How serious were you about music?

I wanted to get a guitar after I saw Eric Clapton Unplugged when I was a kid. Later on I found out we shared the same birthday. I thought, "Wow, the stars are aligned. I'm destined to be the next great guitar player." Now I'm older, and I'll hear these great guitarists in their early 20s that I'll never equal, and I'll think, "You know, teaching is a pretty good gig!"

As a songwriter, who has influenced you?

Lyrically, I try to be more like Bob Dylan in the early days when he focused on what was going on in society. If there's one thing I can't stand, it's a song that has lyrics with nothing to say. Just make it an instrumental! When I moved to Colorado, I played in a band. But these days, music is just a hobby.

Shouldn't you at least have a MySpace page to show off your music?

Everybody's a musician these days! Maybe I'll go by Mr. Whisker. It has a certain ring to it.

You coach soccer after work. What's the secret to coaching an under-12 girls' soccer team?

Well, they've been sitting at their desks all day, so generally speaking they're a little squirrelly! It's a balance of making sure you're teaching them something and making sure they're having a good time.
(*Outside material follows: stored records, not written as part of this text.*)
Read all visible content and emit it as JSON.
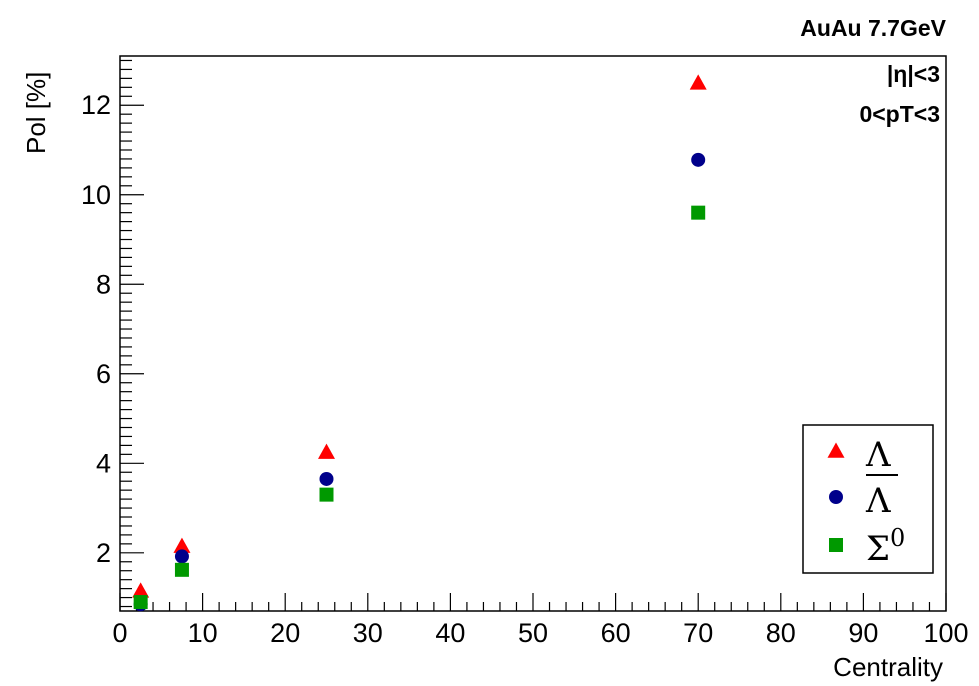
{
  "chart_data": {
    "type": "scatter",
    "title": "AuAu 7.7GeV",
    "xlabel": "Centrality",
    "ylabel": "Pol [%]",
    "xlim": [
      0,
      100
    ],
    "ylim": [
      0.7,
      13.1
    ],
    "x_ticks": [
      "0",
      "10",
      "20",
      "30",
      "40",
      "50",
      "60",
      "70",
      "80",
      "90",
      "100"
    ],
    "y_ticks": [
      "2",
      "4",
      "6",
      "8",
      "10",
      "12"
    ],
    "annotations": [
      "|η|<3",
      "0<pT<3"
    ],
    "legend_position": "bottom-right",
    "series": [
      {
        "name": "Λ",
        "overline": false,
        "marker": "triangle",
        "color": "#ff0000",
        "x": [
          2.5,
          7.5,
          25,
          70
        ],
        "y": [
          1.15,
          2.15,
          4.25,
          12.5
        ]
      },
      {
        "name": "Λ",
        "overline": true,
        "marker": "circle",
        "color": "#00008b",
        "x": [
          2.5,
          7.5,
          25,
          70
        ],
        "y": [
          0.85,
          1.92,
          3.65,
          10.78
        ]
      },
      {
        "name": "Σ0",
        "base": "Σ",
        "sup": "0",
        "overline": false,
        "marker": "square",
        "color": "#009900",
        "x": [
          2.5,
          7.5,
          25,
          70
        ],
        "y": [
          0.9,
          1.62,
          3.3,
          9.6
        ]
      }
    ]
  }
}
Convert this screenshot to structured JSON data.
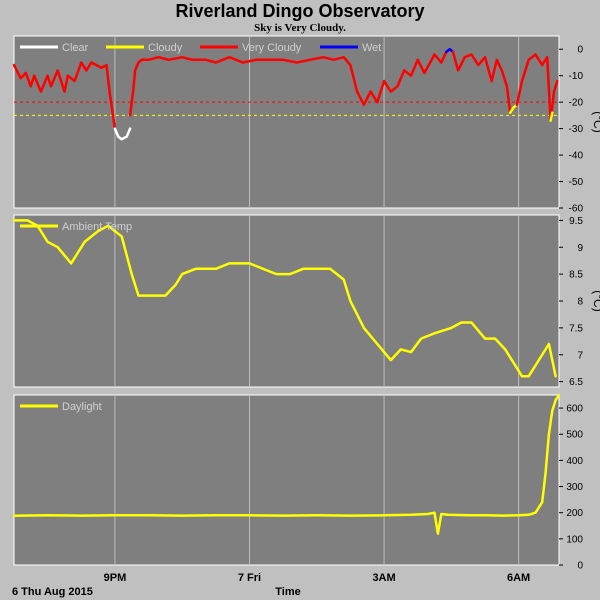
{
  "title": "Riverland Dingo Observatory",
  "subtitle": "Sky is Very Cloudy.",
  "x_axis": {
    "label": "Time",
    "date_label": "6 Thu Aug 2015",
    "ticks": [
      {
        "label": "9PM",
        "t": 3.0
      },
      {
        "label": "7 Fri",
        "t": 7.0
      },
      {
        "label": "3AM",
        "t": 11.0
      },
      {
        "label": "6AM",
        "t": 15.0
      }
    ],
    "range": [
      0,
      16.2
    ]
  },
  "colors": {
    "plot_bg": "#7f7f7f",
    "clear": "#ffffff",
    "cloudy": "#ffff00",
    "very_cloudy": "#ff0000",
    "wet": "#0000ff",
    "temp": "#ffff00",
    "daylight": "#ffff00"
  },
  "chart_data": [
    {
      "type": "line",
      "name": "sky-condition",
      "ylabel": "(°C)",
      "ylim": [
        -60,
        5
      ],
      "yticks": [
        0,
        -10,
        -20,
        -30,
        -40,
        -50,
        -60
      ],
      "legend": [
        "Clear",
        "Cloudy",
        "Very Cloudy",
        "Wet"
      ],
      "thresholds": [
        {
          "y": -20,
          "color": "#ff0000"
        },
        {
          "y": -25,
          "color": "#ffff00"
        }
      ],
      "series": [
        {
          "name": "Very Cloudy",
          "color": "#ff0000",
          "x": [
            0,
            0.2,
            0.35,
            0.5,
            0.6,
            0.8,
            1.0,
            1.1,
            1.3,
            1.5,
            1.6,
            1.8,
            2.0,
            2.15,
            2.3,
            2.45,
            2.6,
            2.75,
            2.85
          ],
          "y": [
            -6,
            -11,
            -9,
            -14,
            -10,
            -16,
            -10,
            -14,
            -8,
            -16,
            -10,
            -12,
            -5,
            -8,
            -5,
            -6,
            -7,
            -6,
            -17
          ]
        },
        {
          "name": "Very Cloudy",
          "color": "#ff0000",
          "x": [
            2.85,
            3.0
          ],
          "y": [
            -17,
            -30
          ]
        },
        {
          "name": "Clear",
          "color": "#ffffff",
          "x": [
            3.0,
            3.1,
            3.2,
            3.35,
            3.45
          ],
          "y": [
            -30,
            -33,
            -34,
            -33,
            -30
          ]
        },
        {
          "name": "Very Cloudy",
          "color": "#ff0000",
          "x": [
            3.45,
            3.55,
            3.6,
            3.7,
            3.8,
            4.0,
            4.3,
            4.6,
            5.0,
            5.3,
            5.7,
            6.0,
            6.4,
            6.8,
            7.2,
            7.6,
            8.0,
            8.4,
            8.8,
            9.2,
            9.5,
            9.8,
            10.0,
            10.2,
            10.4,
            10.6,
            10.8,
            11.0,
            11.2,
            11.4,
            11.6,
            11.8,
            12.0,
            12.2,
            12.5,
            12.7,
            12.85
          ],
          "y": [
            -25,
            -15,
            -8,
            -5,
            -4,
            -4,
            -3,
            -4,
            -3,
            -4,
            -4,
            -5,
            -3,
            -5,
            -4,
            -4,
            -4,
            -5,
            -4,
            -3,
            -4,
            -3,
            -6,
            -16,
            -21,
            -16,
            -20,
            -12,
            -16,
            -14,
            -8,
            -10,
            -4,
            -9,
            -2,
            -5,
            -1
          ]
        },
        {
          "name": "Wet",
          "color": "#0000ff",
          "x": [
            12.85,
            12.95,
            13.05
          ],
          "y": [
            -1,
            0,
            -1
          ]
        },
        {
          "name": "Very Cloudy",
          "color": "#ff0000",
          "x": [
            13.05,
            13.2,
            13.4,
            13.6,
            13.8,
            14.0,
            14.2,
            14.35,
            14.5,
            14.65,
            14.75
          ],
          "y": [
            -1,
            -8,
            -3,
            -2,
            -6,
            -3,
            -12,
            -4,
            -8,
            -14,
            -24
          ]
        },
        {
          "name": "Cloudy",
          "color": "#ffff00",
          "x": [
            14.75,
            14.85,
            14.95
          ],
          "y": [
            -24,
            -22,
            -21
          ]
        },
        {
          "name": "Very Cloudy",
          "color": "#ff0000",
          "x": [
            14.95,
            15.1,
            15.3,
            15.5,
            15.7,
            15.85,
            15.95,
            16.05,
            16.15
          ],
          "y": [
            -21,
            -12,
            -4,
            -2,
            -6,
            -3,
            -27,
            -16,
            -12
          ]
        },
        {
          "name": "Cloudy",
          "color": "#ffff00",
          "x": [
            15.95,
            16.0
          ],
          "y": [
            -27,
            -24
          ]
        }
      ]
    },
    {
      "type": "line",
      "name": "ambient-temperature",
      "ylabel": "(°C)",
      "ylim": [
        6.4,
        9.6
      ],
      "yticks": [
        9.5,
        9.0,
        8.5,
        8.0,
        7.5,
        7.0,
        6.5
      ],
      "legend": [
        "Ambient Temp"
      ],
      "series": [
        {
          "name": "Ambient Temp",
          "color": "#ffff00",
          "x": [
            0,
            0.4,
            0.7,
            1.0,
            1.3,
            1.7,
            1.9,
            2.1,
            2.5,
            2.8,
            3.0,
            3.2,
            3.5,
            3.7,
            4.0,
            4.5,
            4.8,
            5.0,
            5.4,
            5.7,
            6.0,
            6.4,
            7.0,
            7.4,
            7.8,
            8.2,
            8.6,
            9.0,
            9.4,
            9.8,
            10.0,
            10.4,
            10.8,
            11.2,
            11.5,
            11.8,
            12.1,
            12.5,
            13.0,
            13.3,
            13.6,
            14.0,
            14.3,
            14.6,
            14.9,
            15.1,
            15.3,
            15.6,
            15.9,
            16.1
          ],
          "y": [
            9.5,
            9.5,
            9.4,
            9.1,
            9.0,
            8.7,
            8.9,
            9.1,
            9.3,
            9.4,
            9.3,
            9.2,
            8.5,
            8.1,
            8.1,
            8.1,
            8.3,
            8.5,
            8.6,
            8.6,
            8.6,
            8.7,
            8.7,
            8.6,
            8.5,
            8.5,
            8.6,
            8.6,
            8.6,
            8.4,
            8.0,
            7.5,
            7.2,
            6.9,
            7.1,
            7.05,
            7.3,
            7.4,
            7.5,
            7.6,
            7.6,
            7.3,
            7.3,
            7.1,
            6.8,
            6.6,
            6.6,
            6.9,
            7.2,
            6.6
          ]
        }
      ]
    },
    {
      "type": "line",
      "name": "daylight",
      "ylabel": "",
      "ylim": [
        0,
        650
      ],
      "yticks": [
        600,
        500,
        400,
        300,
        200,
        100,
        0
      ],
      "legend": [
        "Daylight"
      ],
      "series": [
        {
          "name": "Daylight",
          "color": "#ffff00",
          "x": [
            0,
            1.0,
            2.0,
            3.0,
            4.0,
            5.0,
            6.0,
            7.0,
            8.0,
            9.0,
            10.0,
            11.0,
            11.8,
            12.3,
            12.5,
            12.6,
            12.7,
            12.9,
            13.5,
            14.0,
            14.5,
            15.0,
            15.3,
            15.5,
            15.7,
            15.8,
            15.9,
            16.0,
            16.1,
            16.2
          ],
          "y": [
            188,
            190,
            189,
            190,
            190,
            189,
            190,
            190,
            189,
            190,
            189,
            190,
            192,
            195,
            200,
            120,
            195,
            192,
            190,
            190,
            189,
            190,
            192,
            200,
            240,
            350,
            500,
            590,
            630,
            650
          ]
        }
      ]
    }
  ]
}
People work hard and drastically improve their skill levels when they're enjoying it. If you take all the fun out, you're doing them a disservice.

What do you hope never changes at St. Ambrose?

The idea that the professors are there to teach. I had some classes with maybe six students in a room and with someone who had a Ph.D. teaching us. I never had a TA or a grad student teach my classes. I don't think I ever had a class larger than 30. In a smaller setting you can collaborate and learn. To me, that's where meaningful education really takes place.